Here the emotion occasioned by sublimity is made a cause to produce the feeling of astonishment, and not the agent thunder. Rising winds, blackening skies, thunder rumbling, flashing fires, all combine to create the emotion.

Mr. Stewart proceeds, “ If the former observations be just, instead of considering, with Mr. Burke, terror as the ruling principle of the religious sublime, it would be nearer the truth to say, that the terrible derives whatever character of sublimity belongs to it from religious associations.”

That savages should be alarmed by a storm, was a natural consequence-fear mixed with astonishment and they attributed by these emotions the threatening clouds to the Almighty's displeasure, the thunder to his voice, and the lightning to his vengeance. When terror predominates, the savage flies and secretes himself, and the emotion is lost in the natural desire of self preservation, which is an instinctive impulse.

Mr.
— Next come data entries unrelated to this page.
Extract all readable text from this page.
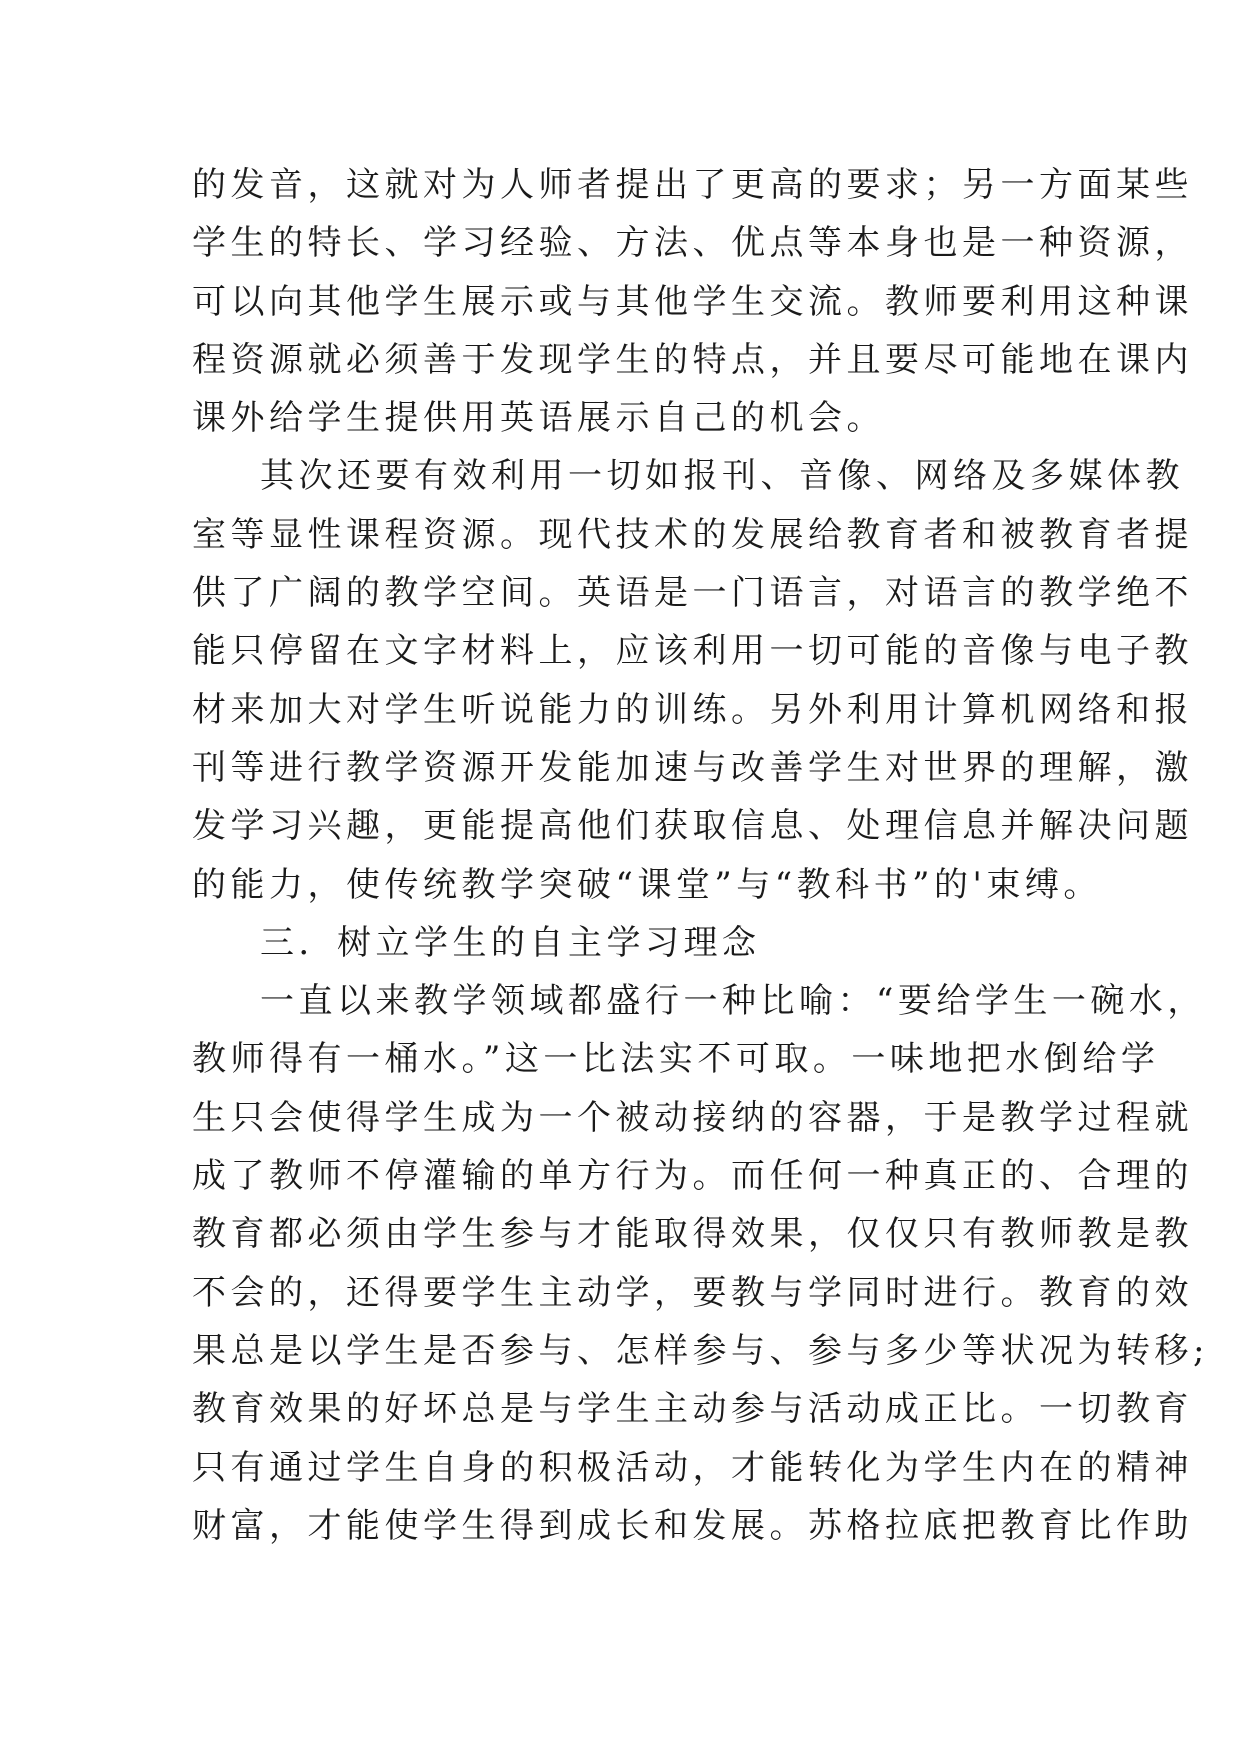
的发音，这就对为人师者提出了更高的要求；另一方面某些
学生的特长、学习经验、方法、优点等本身也是一种资源，
可以向其他学生展示或与其他学生交流。教师要利用这种课
程资源就必须善于发现学生的特点，并且要尽可能地在课内
课外给学生提供用英语展示自己的机会。
其次还要有效利用一切如报刊、音像、网络及多媒体教
室等显性课程资源。现代技术的发展给教育者和被教育者提
供了广阔的教学空间。英语是一门语言，对语言的教学绝不
能只停留在文字材料上，应该利用一切可能的音像与电子教
材来加大对学生听说能力的训练。另外利用计算机网络和报
刊等进行教学资源开发能加速与改善学生对世界的理解，激
发学习兴趣，更能提高他们获取信息、处理信息并解决问题
的能力，使传统教学突破“课堂”与“教科书”的'束缚。
三．树立学生的自主学习理念
一直以来教学领域都盛行一种比喻：“要给学生一碗水，
教师得有一桶水。”这一比法实不可取。一味地把水倒给学
生只会使得学生成为一个被动接纳的容器，于是教学过程就
成了教师不停灌输的单方行为。而任何一种真正的、合理的
教育都必须由学生参与才能取得效果，仅仅只有教师教是教
不会的，还得要学生主动学，要教与学同时进行。教育的效
果总是以学生是否参与、怎样参与、参与多少等状况为转移;
教育效果的好坏总是与学生主动参与活动成正比。一切教育
只有通过学生自身的积极活动，才能转化为学生内在的精神
财富，才能使学生得到成长和发展。苏格拉底把教育比作助
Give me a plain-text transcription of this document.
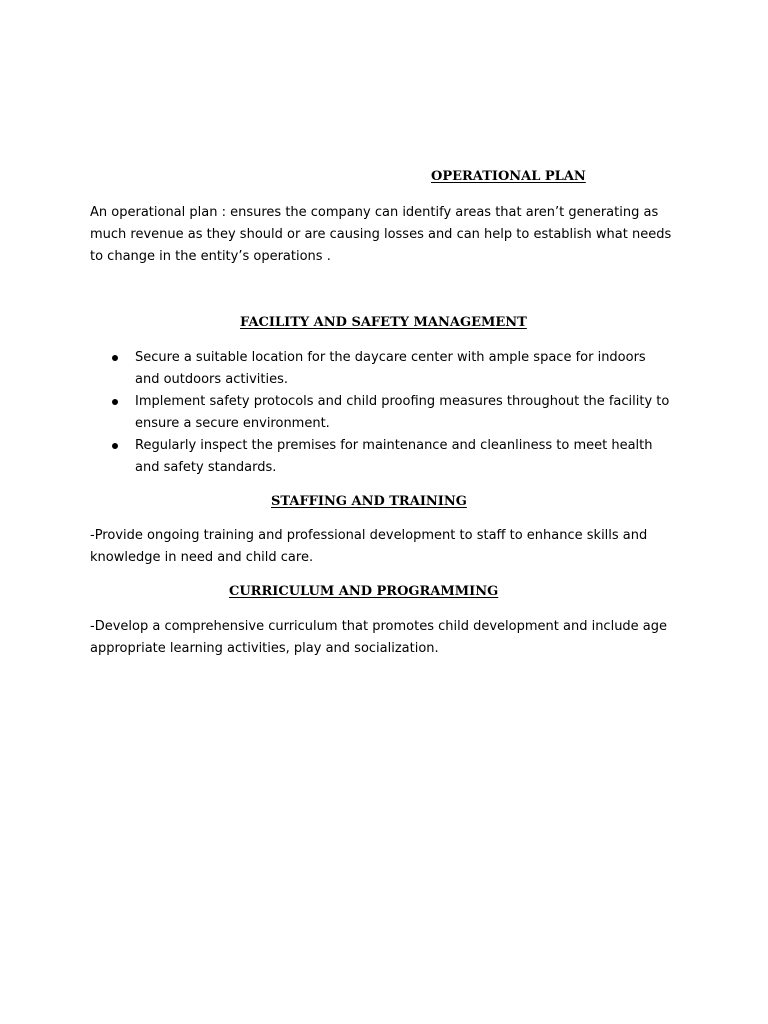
OPERATIONAL PLAN

An operational plan : ensures the company can identify areas that aren’t generating as much revenue as they should or are causing losses and can help to establish what needs to change in the entity’s operations .

FACILITY AND SAFETY MANAGEMENT
Secure a suitable location for the daycare center with ample space for indoors and outdoors activities.
Implement safety protocols and child proofing measures throughout the facility to ensure a secure environment.
Regularly inspect the premises for maintenance and cleanliness to meet health and safety standards.
STAFFING AND TRAINING

-Provide ongoing training and professional development to staff to enhance skills and knowledge in need and child care.

CURRICULUM AND PROGRAMMING

-Develop a comprehensive curriculum that promotes child development and include age appropriate learning activities, play and socialization.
Stewart exhibits much fancy and ingenuity, when he forms a connection between darkness and elevation, by the following argument.

“ It may not be improper to add, with respect to the awful phenomenon of thunder, that the intimate combination between its impression on the ear, and those appearances in the heavens, which are regarded as its signs or forerunners, must not only cooperate with the circumstances mentioned by Mr. Burke, in imparting to darkness the character of the terrible, but must strengthen, by a process still more direct, the connection between the ideas of darkness and of mere elevation. The same direction is naturally given to the fancy, by the darkness which preceded hurricanes, and also, during an eclipse of the sun, by the disastrous twilight shed on half the nations;' even in common discourse we speak of the fall of night, and of the fall of evening." ;

That sudden darkness, by conglomerated clouds, should produce the emotion of sublimity is a natural effect, but eclipses, which are foretold in newspapers, and for which we prepare our glasses, and from which we no longer apprehend disastrous consequences, do not, I conceive, now produce that emotion. Dryden's description of the Supreme Being's residence produces the emotion by an obscurity which prevents analysis, the emotions raised, making us, as it were, wonder lost.

“ His throne is darkness in the abyss of light,

“ A blaze of glory which forbids the sight.” The fall of night, the fall of evening, convey to us sensations opposite to cmotions of wonder,--serenity and pleasure unite,

“ When evening draws her crimson curtains round.”